Last week, Microsoft announced that OnLive, a cloud service provider that offers a Windows 7 desktop-as-a-service with Office apps, is violating its licensing terms. At the same time, Joe Matz, corporate vice president for Microsoft’s Worldwide Licensing and Pricing group, said Microsoft's licensing terms are designed to "provide clarity and consistency for our partners."
Be that as it may, Microsoft still has a lot of work to do in delivering on this pledge, several partners and analysts told CRN.
"The Microsoft road map is unclear at the moment, and I actually think they're strangling the market in some ways. This ambiguity makes it difficult to sell these products," said Mike Ritsema, president of i3 Business Solutions.
Microsoft partners can sell hosted Windows 7 desktop-as-a-service through VDI as long as the end customer has an existing licensing agreement with Microsoft. However, partners must also have dedicated physical hosts for each customer, which makes this scenario prohibitively expensive, said Chris Ward, vice president of consulting and integration at Greenpages, a Kittery, Maine-based solution provider.
"Obviously, this doesn’t scale at all, so it really makes zero sense for any provider to offer desktop as a service this way," Ward said.
Scott Rosenberg, CEO of Miro Consulting, which specialises in licensing consulting, said Microsoft is still trying to figure how the economics for Windows and Office work in virtual environments.
"I think Microsoft is stuttering a little bit in terms of where to get revenue," Rosenberg said. "Do they try getting it from the consumer, who will push back hard, or the service provider, who can absorb the hit and pass it along to customers?"
Microsoft declined to comment on whether it is planning any adjustments to Windows 8 VDI licensing for desktop-as-a-service scenarios.
However, Microsoft has changed its desktop virtualisation licensing in the past in response to criticism from partners and customers.
In 2010, Microsoft got rid of the unpopular Virtual Enterprise Centralised Desktop (VECD) license, which required customers to pay $US23 per device annually on top of their Software Assurance (SA) subscriptions.
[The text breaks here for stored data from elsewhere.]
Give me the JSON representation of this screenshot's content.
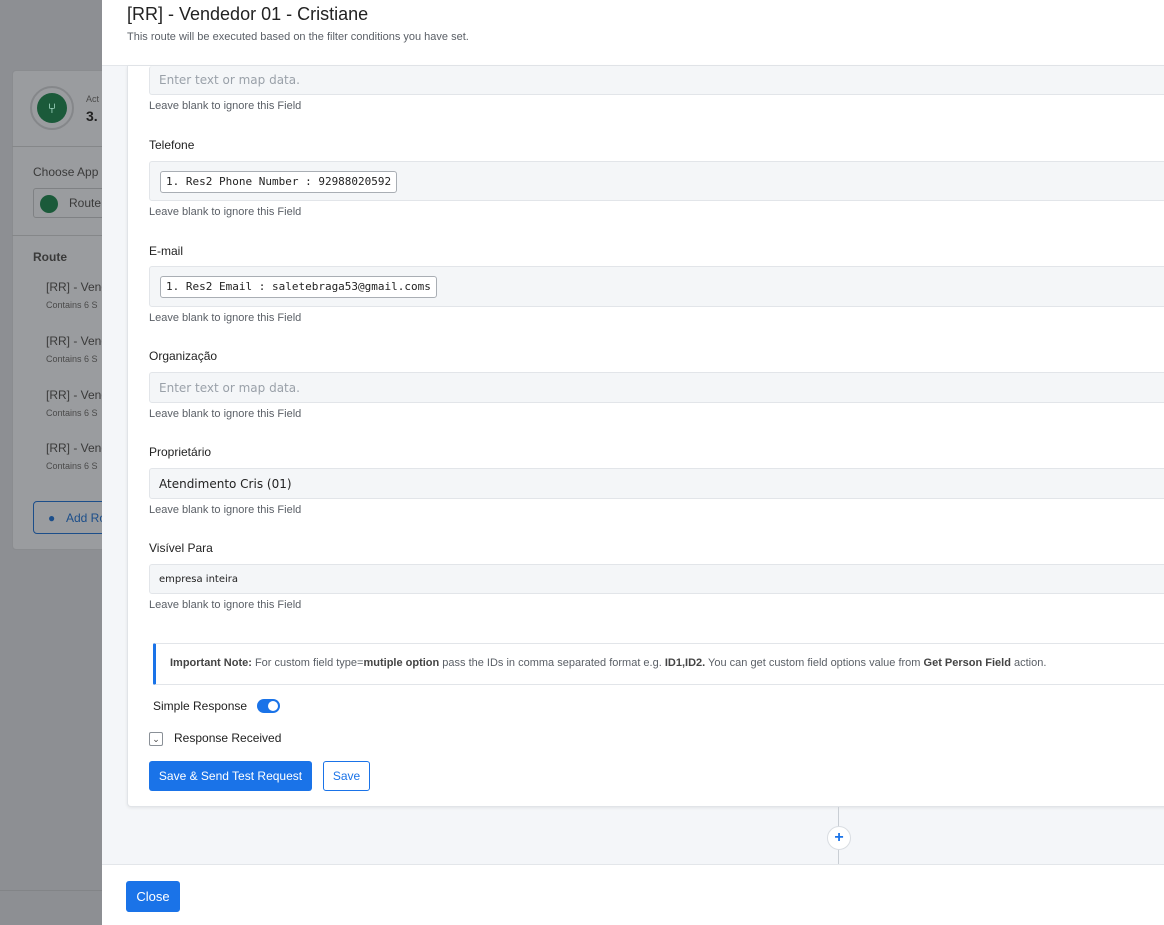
{
  "background": {
    "step_label_partial": "Act",
    "step_number_partial": "3.",
    "choose_app_label": "Choose App",
    "app_select_value": "Route",
    "route_heading": "Route",
    "routes": [
      {
        "name": "[RR] - Vend",
        "sub": "Contains 6 S"
      },
      {
        "name": "[RR] - Vend",
        "sub": "Contains 6 S"
      },
      {
        "name": "[RR] - Vend",
        "sub": "Contains 6 S"
      },
      {
        "name": "[RR] - Vend",
        "sub": "Contains 6 S"
      }
    ],
    "add_route_label": "Add Ro"
  },
  "drawer": {
    "title": "[RR] - Vendedor 01 - Cristiane",
    "subtitle": "This route will be executed based on the filter conditions you have set."
  },
  "fields": {
    "top_placeholder": "Enter text or map data.",
    "hint": "Leave blank to ignore this Field",
    "telefone": {
      "label": "Telefone",
      "chip": "1. Res2 Phone Number : 92988020592"
    },
    "email": {
      "label": "E-mail",
      "chip": "1. Res2 Email : saletebraga53@gmail.coms"
    },
    "organizacao": {
      "label": "Organização",
      "placeholder": "Enter text or map data."
    },
    "proprietario": {
      "label": "Proprietário",
      "value": "Atendimento Cris (01)"
    },
    "visivel": {
      "label": "Visível Para",
      "value": "empresa inteira"
    }
  },
  "note": {
    "prefix": "Important Note:",
    "t1": " For custom field type=",
    "b1": "mutiple option",
    "t2": " pass the IDs in comma separated format e.g. ",
    "b2": "ID1,ID2.",
    "t3": " You can get custom field options value from ",
    "b3": "Get Person Field",
    "t4": " action."
  },
  "simple_response_label": "Simple Response",
  "simple_response_on": true,
  "response_received_label": "Response Received",
  "buttons": {
    "save_send": "Save & Send Test Request",
    "save": "Save",
    "close": "Close"
  },
  "colors": {
    "accent": "#1a73e8"
  }
}
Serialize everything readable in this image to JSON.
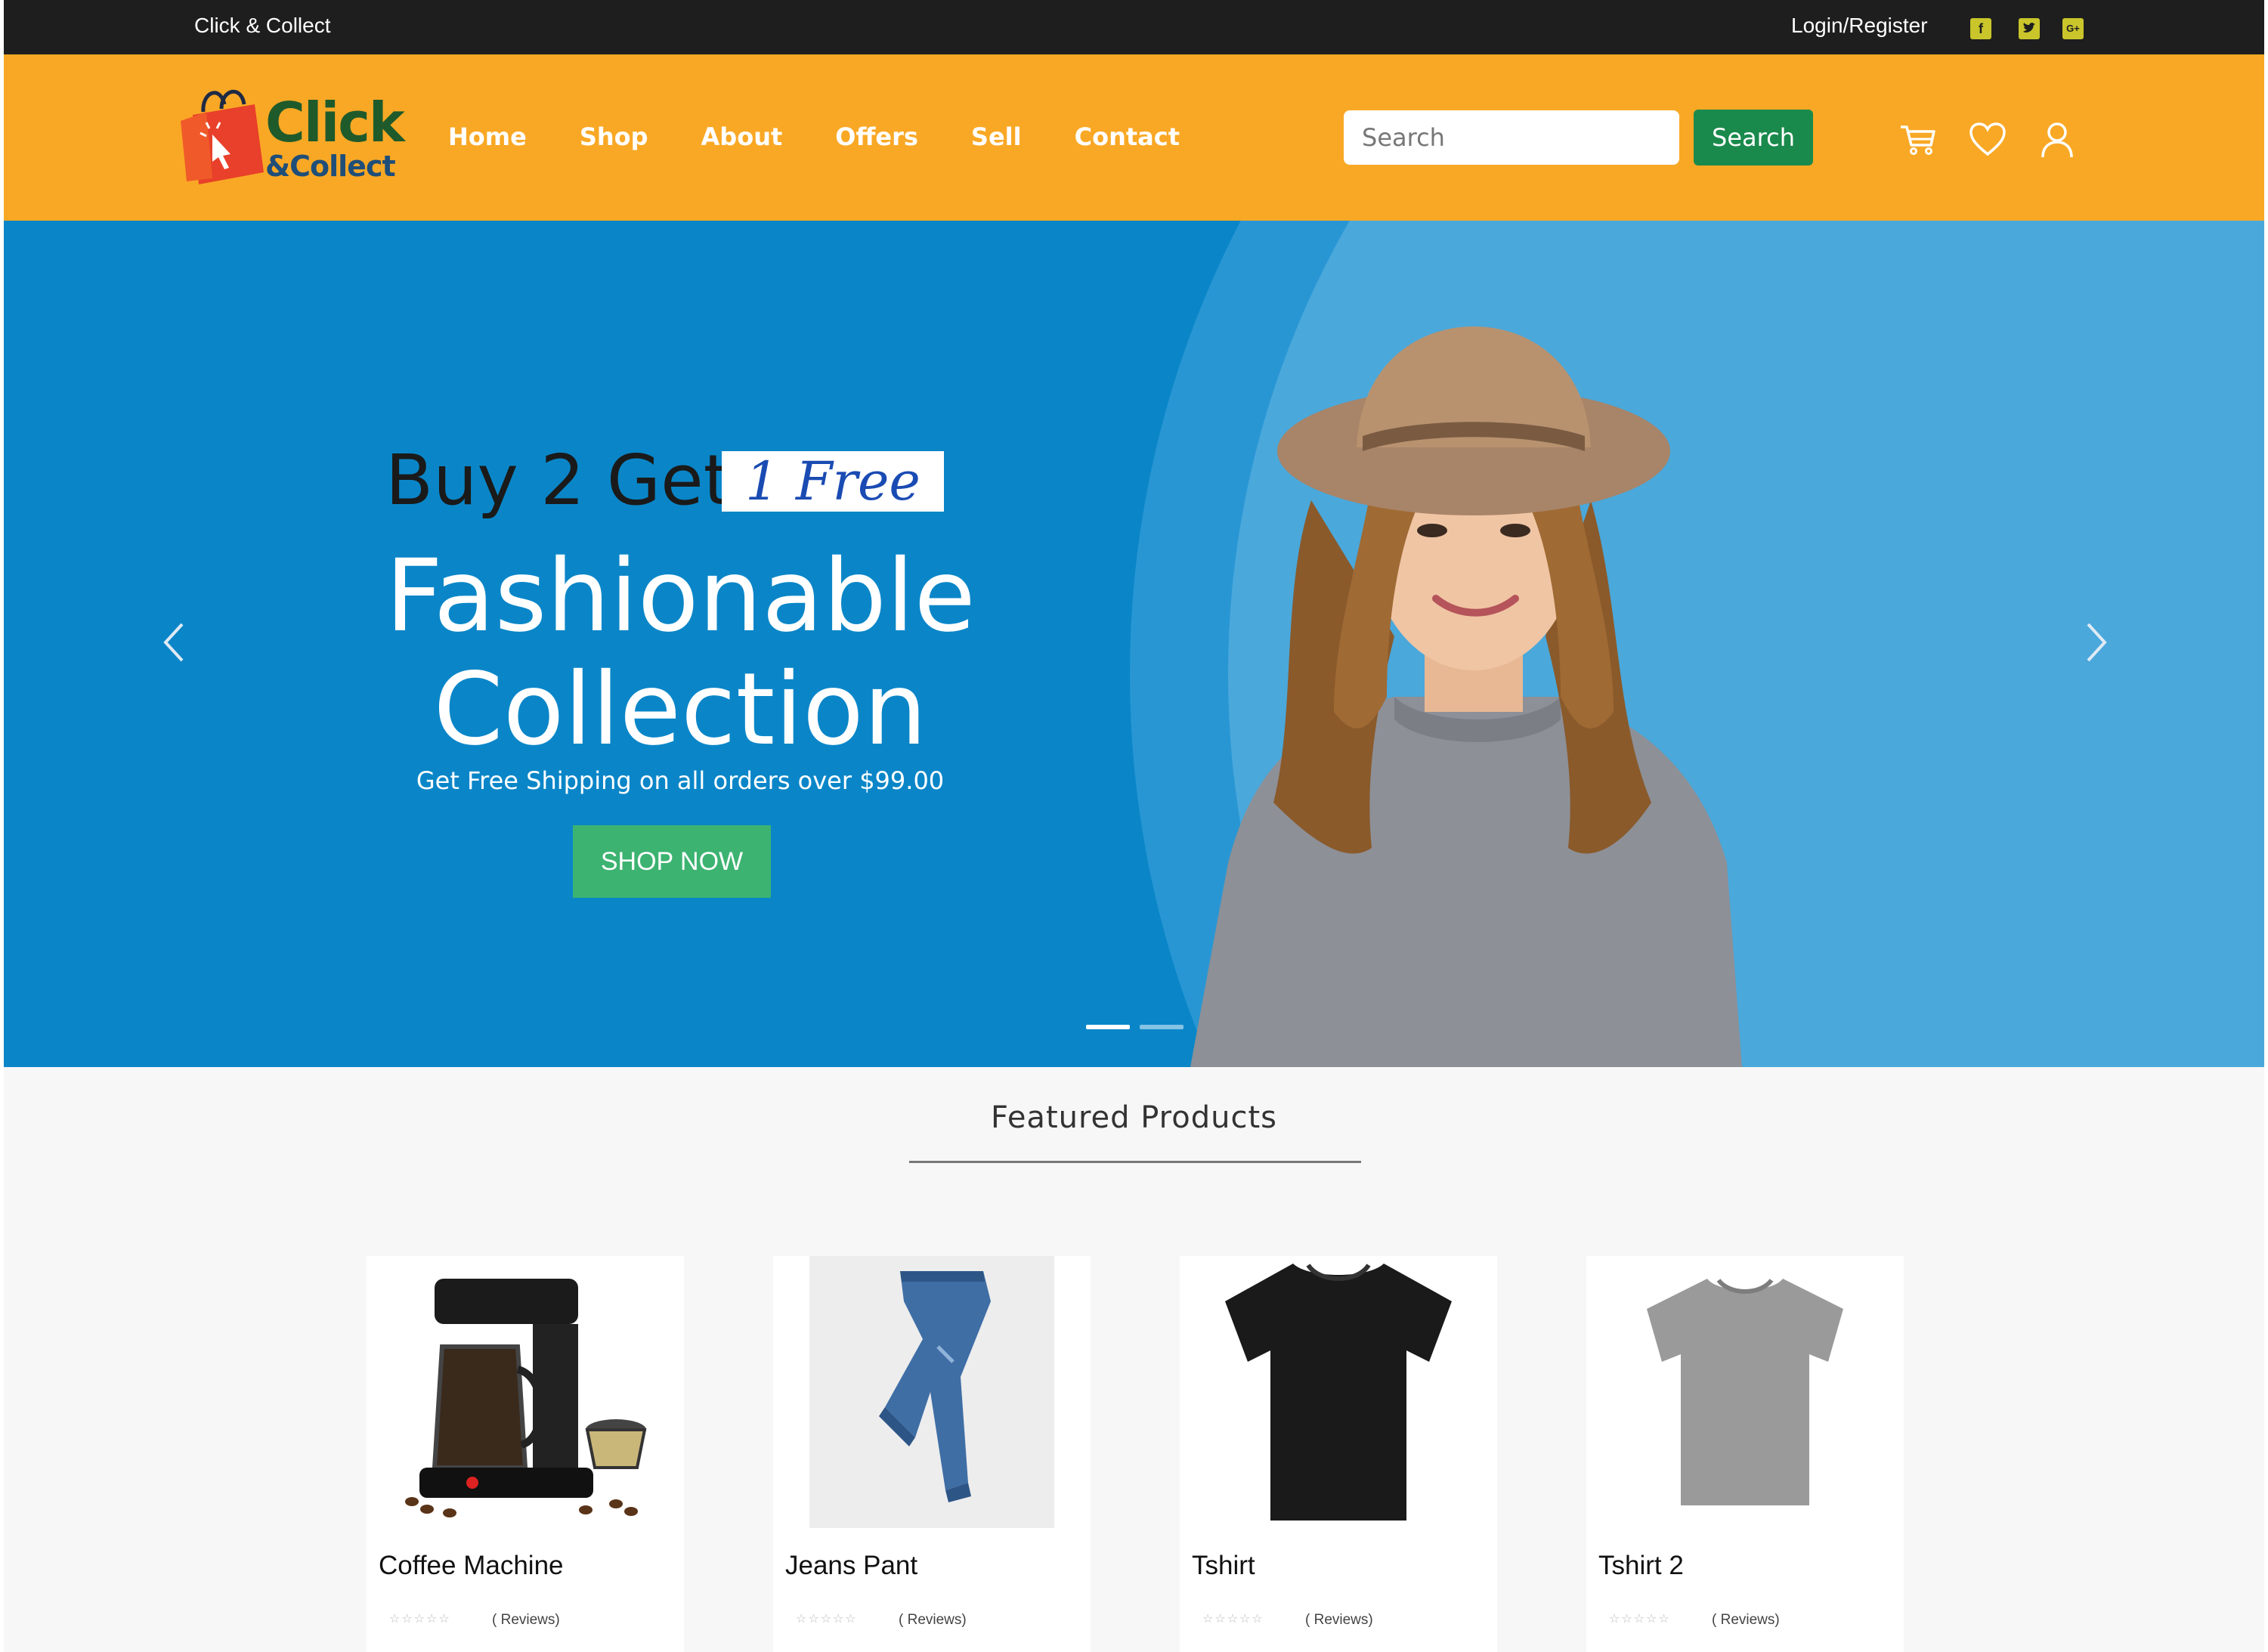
{
  "topbar": {
    "brand_text": "Click & Collect",
    "login_label": "Login/Register",
    "social": {
      "facebook": "f",
      "twitter": "t",
      "google_plus": "G+"
    }
  },
  "header": {
    "logo": {
      "line1": "Click",
      "line2": "&Collect"
    },
    "nav": [
      {
        "label": "Home"
      },
      {
        "label": "Shop"
      },
      {
        "label": "About"
      },
      {
        "label": "Offers"
      },
      {
        "label": "Sell"
      },
      {
        "label": "Contact"
      }
    ],
    "search": {
      "placeholder": "Search",
      "button_label": "Search"
    },
    "icons": [
      "cart-icon",
      "heart-icon",
      "user-icon"
    ]
  },
  "hero": {
    "promo_prefix": "Buy 2 Get",
    "promo_highlight": "1 Free",
    "title_line1": "Fashionable",
    "title_line2": "Collection",
    "subtitle": "Get Free Shipping on all orders over $99.00",
    "cta_label": "SHOP NOW",
    "active_slide": 1,
    "slide_count": 2
  },
  "featured": {
    "title": "Featured Products",
    "products": [
      {
        "name": "Coffee Machine",
        "stars": "☆☆☆☆☆",
        "reviews": "( Reviews)"
      },
      {
        "name": "Jeans Pant",
        "stars": "☆☆☆☆☆",
        "reviews": "( Reviews)"
      },
      {
        "name": "Tshirt",
        "stars": "☆☆☆☆☆",
        "reviews": "( Reviews)"
      },
      {
        "name": "Tshirt 2",
        "stars": "☆☆☆☆☆",
        "reviews": "( Reviews)"
      }
    ]
  },
  "colors": {
    "topbar": "#1e1e1e",
    "header": "#f9a825",
    "hero": "#0a86c8",
    "search_button": "#1a8a4c",
    "cta": "#3cb371"
  }
}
At the same time, Microsoft introduced its Virtual Desktop Access license (VDA) for devices that aren't covered by SA, which costs $100 per device annually.
Promise Of Windows 8
Simon Bramfitt, founder and research director at virtualisation consultancy Entelechy Associates, said Windows 8 could provide Microsoft with a window for changing its licensing terms.
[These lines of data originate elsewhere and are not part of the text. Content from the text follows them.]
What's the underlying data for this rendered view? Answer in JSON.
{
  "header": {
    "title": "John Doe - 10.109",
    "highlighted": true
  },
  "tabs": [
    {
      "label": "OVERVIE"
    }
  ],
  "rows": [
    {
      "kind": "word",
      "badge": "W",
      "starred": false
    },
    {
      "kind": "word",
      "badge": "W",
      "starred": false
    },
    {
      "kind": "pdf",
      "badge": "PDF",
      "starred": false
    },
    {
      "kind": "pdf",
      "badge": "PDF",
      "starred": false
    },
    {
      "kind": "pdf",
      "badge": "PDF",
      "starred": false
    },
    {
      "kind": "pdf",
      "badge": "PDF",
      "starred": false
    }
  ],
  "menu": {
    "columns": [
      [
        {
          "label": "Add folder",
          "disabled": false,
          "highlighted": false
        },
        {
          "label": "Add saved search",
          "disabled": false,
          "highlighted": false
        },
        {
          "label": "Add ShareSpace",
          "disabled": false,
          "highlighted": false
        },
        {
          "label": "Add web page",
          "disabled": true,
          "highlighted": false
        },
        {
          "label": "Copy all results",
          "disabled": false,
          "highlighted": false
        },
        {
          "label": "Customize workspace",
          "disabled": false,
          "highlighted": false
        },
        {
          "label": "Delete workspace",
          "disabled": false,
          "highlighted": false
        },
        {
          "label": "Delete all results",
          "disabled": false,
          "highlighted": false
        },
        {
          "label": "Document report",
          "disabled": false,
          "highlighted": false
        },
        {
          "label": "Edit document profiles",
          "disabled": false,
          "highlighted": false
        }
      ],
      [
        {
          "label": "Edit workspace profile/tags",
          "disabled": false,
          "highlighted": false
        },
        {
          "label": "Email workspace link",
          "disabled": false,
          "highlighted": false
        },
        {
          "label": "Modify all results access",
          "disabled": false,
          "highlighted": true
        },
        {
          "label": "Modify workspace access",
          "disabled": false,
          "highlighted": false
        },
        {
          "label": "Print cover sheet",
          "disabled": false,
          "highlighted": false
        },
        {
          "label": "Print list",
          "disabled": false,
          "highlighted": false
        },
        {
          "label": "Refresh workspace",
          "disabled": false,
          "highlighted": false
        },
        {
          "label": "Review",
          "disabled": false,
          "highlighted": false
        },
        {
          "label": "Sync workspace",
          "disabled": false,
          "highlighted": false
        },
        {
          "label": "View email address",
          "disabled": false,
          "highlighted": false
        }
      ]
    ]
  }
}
"What is harder to assess is whether or not Microsoft will treat Windows 8 on ARM tablets as a fully-fledged Windows 8 platform, or whether it will be classified as an embedded OS, and hence require it to have a separate VDA license," said Bramfitt.
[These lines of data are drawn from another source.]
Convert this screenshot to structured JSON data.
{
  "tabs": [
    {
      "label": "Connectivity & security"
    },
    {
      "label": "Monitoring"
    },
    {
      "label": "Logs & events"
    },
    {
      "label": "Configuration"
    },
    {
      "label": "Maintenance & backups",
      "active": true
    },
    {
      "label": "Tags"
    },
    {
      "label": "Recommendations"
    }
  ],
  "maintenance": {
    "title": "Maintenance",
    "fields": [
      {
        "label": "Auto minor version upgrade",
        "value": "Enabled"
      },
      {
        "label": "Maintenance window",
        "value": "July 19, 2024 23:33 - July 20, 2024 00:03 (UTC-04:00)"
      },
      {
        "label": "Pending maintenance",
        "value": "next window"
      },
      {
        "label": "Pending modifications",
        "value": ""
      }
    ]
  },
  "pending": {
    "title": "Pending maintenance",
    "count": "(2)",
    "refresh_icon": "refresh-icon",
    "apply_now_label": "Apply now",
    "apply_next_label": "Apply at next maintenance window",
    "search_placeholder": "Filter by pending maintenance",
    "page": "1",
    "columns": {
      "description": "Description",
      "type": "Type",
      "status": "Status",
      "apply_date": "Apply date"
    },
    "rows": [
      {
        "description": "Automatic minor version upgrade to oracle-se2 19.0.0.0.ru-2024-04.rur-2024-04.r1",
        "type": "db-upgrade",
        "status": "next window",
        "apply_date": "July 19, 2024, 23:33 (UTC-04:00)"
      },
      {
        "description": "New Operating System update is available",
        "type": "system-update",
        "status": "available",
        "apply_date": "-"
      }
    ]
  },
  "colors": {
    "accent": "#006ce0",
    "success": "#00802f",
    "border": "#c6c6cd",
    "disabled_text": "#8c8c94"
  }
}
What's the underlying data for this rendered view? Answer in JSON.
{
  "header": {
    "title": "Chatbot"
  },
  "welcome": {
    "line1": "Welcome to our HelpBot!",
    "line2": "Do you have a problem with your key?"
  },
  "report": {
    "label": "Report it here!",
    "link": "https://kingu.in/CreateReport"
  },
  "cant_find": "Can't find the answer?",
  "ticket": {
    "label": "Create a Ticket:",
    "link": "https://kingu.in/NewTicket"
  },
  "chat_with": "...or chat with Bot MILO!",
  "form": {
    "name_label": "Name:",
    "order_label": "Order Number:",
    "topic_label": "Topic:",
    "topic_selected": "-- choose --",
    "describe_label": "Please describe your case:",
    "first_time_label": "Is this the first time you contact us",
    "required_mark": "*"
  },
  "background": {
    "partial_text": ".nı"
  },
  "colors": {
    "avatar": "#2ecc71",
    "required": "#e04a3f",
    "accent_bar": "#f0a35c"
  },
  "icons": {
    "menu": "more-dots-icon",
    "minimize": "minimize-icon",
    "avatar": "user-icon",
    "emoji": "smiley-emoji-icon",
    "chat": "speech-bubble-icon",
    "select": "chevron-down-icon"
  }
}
In the meantime, Microsoft partners can also deliver Windows and Office-as-a-service through Microsoft's Service Provider License Agreement (SPLA) using Windows Server and Remote Desktop Services (RDS).
This option is appealing to enterprises because Windows Server and RDS offer similar functionality to Windows 7 virtual machines without requiring an expensive SAN, said Paul DeGroot, principal analyst at Pica Communications.
"One of the things they like is that RDS can work just fine with iOS, Android, and even Blackberry cell phones and it has built-in capabilities for brokering connects to virtual desktops," DeGroot said.
Cloud service provider Nivio has found this a cheaper route to market: It offers a 10-hour desktop-as-a-service plan for students and teachers for $2 a month, and an unlimited plan for road warriors for $15 per month with clients for iOS, Android, Macs, and PCs.
In a blog post earlier this month, Erwin Visser, senior director in Microsoft's Windows Commercial Group, said Microsoft is planning to improve the Windows 8 VDI user experience, while also allowing IT "to implement VDI infrastructures that are more cost effective and easier to manage".
While it is unclear if these VDI changes will give partners a clearer path to delivering Windows desktop-as-a-service, it is safe to say that partners are hoping that this come to pass.